Women empowerment should not just remain a phrase
In the past two years, India was shaken with some of the most horrific incidents of violence which stoked a heated debate on women empowerment in their wake. Interestingly, apart from youth, women are another set of targeted voters in this General Election. Says Abhishekh Singhvi, “The issue of safety of women needs to be resolved with strong laws and their efficient enforcement.” He adds that the public is feeling unsafe and it is not good for the health of the country.
Safety also seems to be one of the issues that the young women voters are expecting the political leaders to address but more importantly, they want a hassle free redressal mechanism. “Victims of abuse and violence have a hard time even filing complaints. I think there should be a separate cell in every district where women can go and file complaints and get the basic legal aid,” says Shalini Bojamma B.T., a student pursuing post graduation in Business Administration. She also adds that women empowerment cannot be brought about without educating women. “The government should make provisions to ensure that every girl child gets the benefit of education. Education would help women to stand on their own feet and lead a life of dignity,” she says.
Shashwathi Manjunath agrees that women need to be given equal opportunities so that they can find their own place in the world. This MBA student is concerned about the exploitation women have to face from various quarters. “Women should be financially empowered and should be made aware of their rights,” quips this youngster.
Aparna Raghunathan feels that safety measures for working women should be strengthened and the policies for women empowerment cannot be effective until and unless this is done. “The productivity of working women gets affected when their safety is under threat at all the times. They often work late and it should be made mandatory for every organization to make appropriate arrangements to see to it that they are safe,” says this 21 year old.
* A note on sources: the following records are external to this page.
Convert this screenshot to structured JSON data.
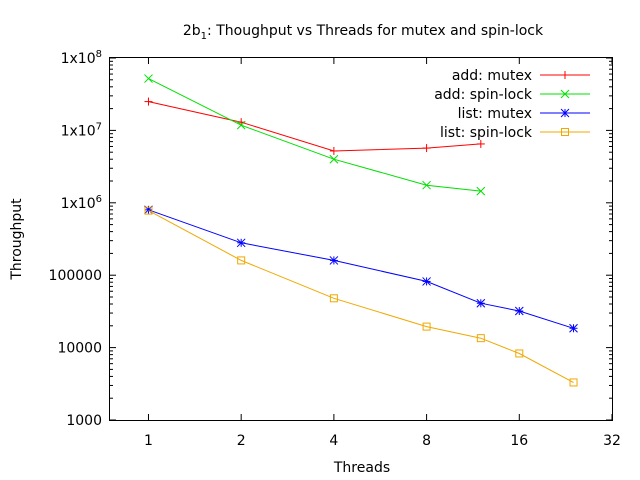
{
  "chart_data": {
    "type": "line",
    "title_main": "2b",
    "title_sub": "1",
    "title_rest": ": Thoughput vs Threads for mutex and spin-lock",
    "xlabel": "Threads",
    "ylabel": "Throughput",
    "x_scale": "log2",
    "y_scale": "log10",
    "xlim": [
      0.75,
      32
    ],
    "ylim": [
      1000,
      100000000
    ],
    "x_ticks": [
      {
        "value": 1,
        "label": "1"
      },
      {
        "value": 2,
        "label": "2"
      },
      {
        "value": 4,
        "label": "4"
      },
      {
        "value": 8,
        "label": "8"
      },
      {
        "value": 16,
        "label": "16"
      },
      {
        "value": 32,
        "label": "32"
      }
    ],
    "y_ticks": [
      {
        "value": 1000,
        "label": "1000",
        "base": "",
        "exp": ""
      },
      {
        "value": 10000,
        "label": "10000",
        "base": "",
        "exp": ""
      },
      {
        "value": 100000,
        "label": "100000",
        "base": "",
        "exp": ""
      },
      {
        "value": 1000000,
        "label": "",
        "base": "1x10",
        "exp": "6"
      },
      {
        "value": 10000000,
        "label": "",
        "base": "1x10",
        "exp": "7"
      },
      {
        "value": 100000000,
        "label": "",
        "base": "1x10",
        "exp": "8"
      }
    ],
    "legend_position": "top-right",
    "grid": false,
    "series": [
      {
        "name": "add: mutex",
        "color": "#ff0000",
        "marker": "plus",
        "x": [
          1,
          2,
          4,
          8,
          12
        ],
        "y": [
          25000000,
          13000000,
          5200000,
          5700000,
          6500000
        ]
      },
      {
        "name": "add: spin-lock",
        "color": "#00e000",
        "marker": "cross",
        "x": [
          1,
          2,
          4,
          8,
          12
        ],
        "y": [
          52000000,
          11800000,
          4000000,
          1750000,
          1450000
        ]
      },
      {
        "name": "list: mutex",
        "color": "#0000ff",
        "marker": "star",
        "x": [
          1,
          2,
          4,
          8,
          12,
          16,
          24
        ],
        "y": [
          800000,
          280000,
          160000,
          82000,
          41000,
          32000,
          18500
        ]
      },
      {
        "name": "list: spin-lock",
        "color": "#f0a800",
        "marker": "square",
        "x": [
          1,
          2,
          4,
          8,
          12,
          16,
          24
        ],
        "y": [
          780000,
          160000,
          48000,
          19500,
          13500,
          8300,
          3300
        ]
      }
    ]
  }
}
A Vision on Political Leaders
The young India is a curious paradoxical mix. On one hand they seem to be a disenchanted lot whose faith in the political institutions have been shaken while on the other hand, they are keen to see leaders emerge who can join in their dream of a new India. Strong morals, ethics, education honesty and trustworthiness are some of the qualities that the young generation is keen to see in their politicians.
Mohammed Fasil wants India to be governed by people who have an urge and passion to become a leader and to serve the society. “The political leaders are vested with a lot of power. They should use their influence and that power to build a strong nation.” The urge to have an economically stable country which can find a place in this world seems to run as a common thread among youngsters. Varshini, a student of Computer Science and Engineering feels that the political set up takes public opinion for granted after elections. “Once elections are over the taxpayers do not even know how their money is being utilized. There needs to be more transparency and it is the duty of the elected representatives to see to it that these funds are used for the public good.” However, Fasil is among those youngsters who feels betrayed by the political system. He is eligible to vote. He does not mind standing in the long queues to exercise his franchise but in a different manner altogether. “I will be casting my vote but will choose the option None of the Above (NOTA). It is a way for the voters to voice their dissatisfaction with the way things are going on in the Indian politics.”
Anudeep wants his political leaders to be committed towards not just the development of the country but also towards revolutionizing the political system. He feels the leaders should work towards restoring the faith of Indian citizens in political institutions. Jainish R Jain, an engineering student feels moral fibre is important but education also matters and no criminal records please. There are youngsters who are disenchanted with leaders hopping one political party to another and changing their take on things at the drop of a hat. Drishti, another engineering student, wants the political leaders to be educated and be more concerned with governance. “They should stop being melodramatic, getting into make-ups and break-ups and should concentrate more on policies that help the country grow.”